Downtime affects all websites at some point or another, and even the best prepared sites will encounter problems that will impact visitors. At the same time, any number of vendors remain ready to provide the latest and greatest infrastructure, claiming to eliminate every potential problem. Each level of additional complexity can cut out another fraction of potential downtime, but eventually sites reach the point of diminishing returns and the investment becomes worthless. So how do retailers decide which investments will provide a positive return? Would investing in $12,000 of redundant servers be worthwhile?

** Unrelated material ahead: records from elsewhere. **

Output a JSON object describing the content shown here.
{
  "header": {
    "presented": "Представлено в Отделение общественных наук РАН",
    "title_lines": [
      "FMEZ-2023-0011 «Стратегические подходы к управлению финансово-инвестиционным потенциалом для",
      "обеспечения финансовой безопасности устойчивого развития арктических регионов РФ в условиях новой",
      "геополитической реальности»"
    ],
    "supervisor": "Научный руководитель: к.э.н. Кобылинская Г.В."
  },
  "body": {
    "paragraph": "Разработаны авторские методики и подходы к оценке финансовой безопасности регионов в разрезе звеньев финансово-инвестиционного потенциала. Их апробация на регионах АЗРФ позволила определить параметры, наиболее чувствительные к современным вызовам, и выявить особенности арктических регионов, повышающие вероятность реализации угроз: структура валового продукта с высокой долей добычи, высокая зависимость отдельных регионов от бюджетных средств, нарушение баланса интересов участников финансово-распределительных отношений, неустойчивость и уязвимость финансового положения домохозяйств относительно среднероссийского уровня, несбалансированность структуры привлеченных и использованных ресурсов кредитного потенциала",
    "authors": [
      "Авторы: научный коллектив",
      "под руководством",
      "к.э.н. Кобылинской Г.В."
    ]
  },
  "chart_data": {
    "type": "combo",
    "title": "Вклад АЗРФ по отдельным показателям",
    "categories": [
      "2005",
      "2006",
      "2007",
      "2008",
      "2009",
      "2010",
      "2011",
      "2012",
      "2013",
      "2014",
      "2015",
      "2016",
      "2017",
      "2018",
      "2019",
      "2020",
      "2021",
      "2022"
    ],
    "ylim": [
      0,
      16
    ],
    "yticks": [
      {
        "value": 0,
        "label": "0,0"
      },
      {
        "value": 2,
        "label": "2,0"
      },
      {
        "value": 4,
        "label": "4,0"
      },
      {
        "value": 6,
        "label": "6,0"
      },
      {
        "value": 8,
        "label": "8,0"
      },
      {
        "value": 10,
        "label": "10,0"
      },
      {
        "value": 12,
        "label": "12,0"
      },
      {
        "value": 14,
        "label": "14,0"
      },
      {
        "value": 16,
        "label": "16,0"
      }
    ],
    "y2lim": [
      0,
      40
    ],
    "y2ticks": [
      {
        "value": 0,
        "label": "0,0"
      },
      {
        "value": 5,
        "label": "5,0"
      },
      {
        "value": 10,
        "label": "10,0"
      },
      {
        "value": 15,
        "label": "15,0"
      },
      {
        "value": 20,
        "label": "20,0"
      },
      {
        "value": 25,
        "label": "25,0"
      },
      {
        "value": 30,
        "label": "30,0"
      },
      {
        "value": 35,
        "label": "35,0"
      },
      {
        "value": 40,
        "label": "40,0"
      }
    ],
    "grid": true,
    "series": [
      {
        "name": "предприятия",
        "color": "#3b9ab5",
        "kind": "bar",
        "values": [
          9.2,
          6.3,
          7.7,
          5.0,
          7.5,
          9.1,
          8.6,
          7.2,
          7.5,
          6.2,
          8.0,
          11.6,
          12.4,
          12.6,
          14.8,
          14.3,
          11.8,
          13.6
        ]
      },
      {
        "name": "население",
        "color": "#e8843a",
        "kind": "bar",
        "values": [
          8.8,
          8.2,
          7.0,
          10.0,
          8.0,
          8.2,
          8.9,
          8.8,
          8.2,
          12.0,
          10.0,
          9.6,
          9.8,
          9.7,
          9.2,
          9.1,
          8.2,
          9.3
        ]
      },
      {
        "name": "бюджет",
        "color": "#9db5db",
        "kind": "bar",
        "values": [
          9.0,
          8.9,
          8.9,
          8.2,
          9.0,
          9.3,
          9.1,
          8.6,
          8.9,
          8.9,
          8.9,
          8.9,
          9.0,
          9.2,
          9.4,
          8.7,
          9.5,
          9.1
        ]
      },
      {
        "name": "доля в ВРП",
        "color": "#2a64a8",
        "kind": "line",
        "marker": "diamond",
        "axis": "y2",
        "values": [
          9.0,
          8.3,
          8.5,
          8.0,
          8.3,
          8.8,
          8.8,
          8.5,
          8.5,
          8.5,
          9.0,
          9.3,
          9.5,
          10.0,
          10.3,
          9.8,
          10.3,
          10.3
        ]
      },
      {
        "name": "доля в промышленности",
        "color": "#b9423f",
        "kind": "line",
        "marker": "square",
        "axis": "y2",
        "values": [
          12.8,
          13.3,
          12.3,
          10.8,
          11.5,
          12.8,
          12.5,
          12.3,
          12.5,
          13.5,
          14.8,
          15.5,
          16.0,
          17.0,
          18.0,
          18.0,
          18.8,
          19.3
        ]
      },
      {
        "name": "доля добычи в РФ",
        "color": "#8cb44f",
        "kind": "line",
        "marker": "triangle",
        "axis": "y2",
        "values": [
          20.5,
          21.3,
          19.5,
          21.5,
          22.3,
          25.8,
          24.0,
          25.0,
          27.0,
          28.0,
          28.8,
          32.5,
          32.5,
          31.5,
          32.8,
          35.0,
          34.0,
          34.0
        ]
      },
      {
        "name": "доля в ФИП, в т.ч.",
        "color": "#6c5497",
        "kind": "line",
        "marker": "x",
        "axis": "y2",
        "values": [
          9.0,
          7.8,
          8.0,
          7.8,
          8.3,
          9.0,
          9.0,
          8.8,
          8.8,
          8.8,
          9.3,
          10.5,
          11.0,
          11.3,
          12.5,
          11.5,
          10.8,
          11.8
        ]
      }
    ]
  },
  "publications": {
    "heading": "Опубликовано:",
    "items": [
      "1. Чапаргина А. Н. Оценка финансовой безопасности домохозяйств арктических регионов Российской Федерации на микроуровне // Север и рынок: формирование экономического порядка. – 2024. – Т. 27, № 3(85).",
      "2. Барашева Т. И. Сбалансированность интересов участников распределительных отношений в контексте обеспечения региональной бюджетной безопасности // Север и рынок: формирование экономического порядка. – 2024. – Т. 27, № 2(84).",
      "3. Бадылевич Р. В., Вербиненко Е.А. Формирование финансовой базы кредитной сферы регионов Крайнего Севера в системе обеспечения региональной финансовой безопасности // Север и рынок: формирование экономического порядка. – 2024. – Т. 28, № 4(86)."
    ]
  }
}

The best way to decide is to build a model of the financial impact of outages and use that to compare the costs with the investment needed to avoid them. How should an e-commerce site calculate the cost of downtime? The best approach will vary from site to site, but even a simple model should always include three fundamental components:
- direct sales loss from people that are unable to complete their transactions;
- indirect sales loss from browsers that are turned off from your site and never get to the purchasing phase; and
- the increased operational costs of responding to traditional and social media inquiries during and after the outage.
Direct Sales Loss
An outage creates a direct loss of revenue in a very simple way: the outage, whether it occurred due to malicious intent, high traffic load or poorly managed server updating, shuts down every visitor’s ability to access the checkout stage of shopping. Most retailers sell items which can be purchased at a competing site, meaning any downtime results in not only a direct sales loss but also opens the door for the competition.
The cost of this type of outage can be estimated by the following formula: Cdirect = avg hourly sales volume x (outage duration in hours + avg purchase session length in hours).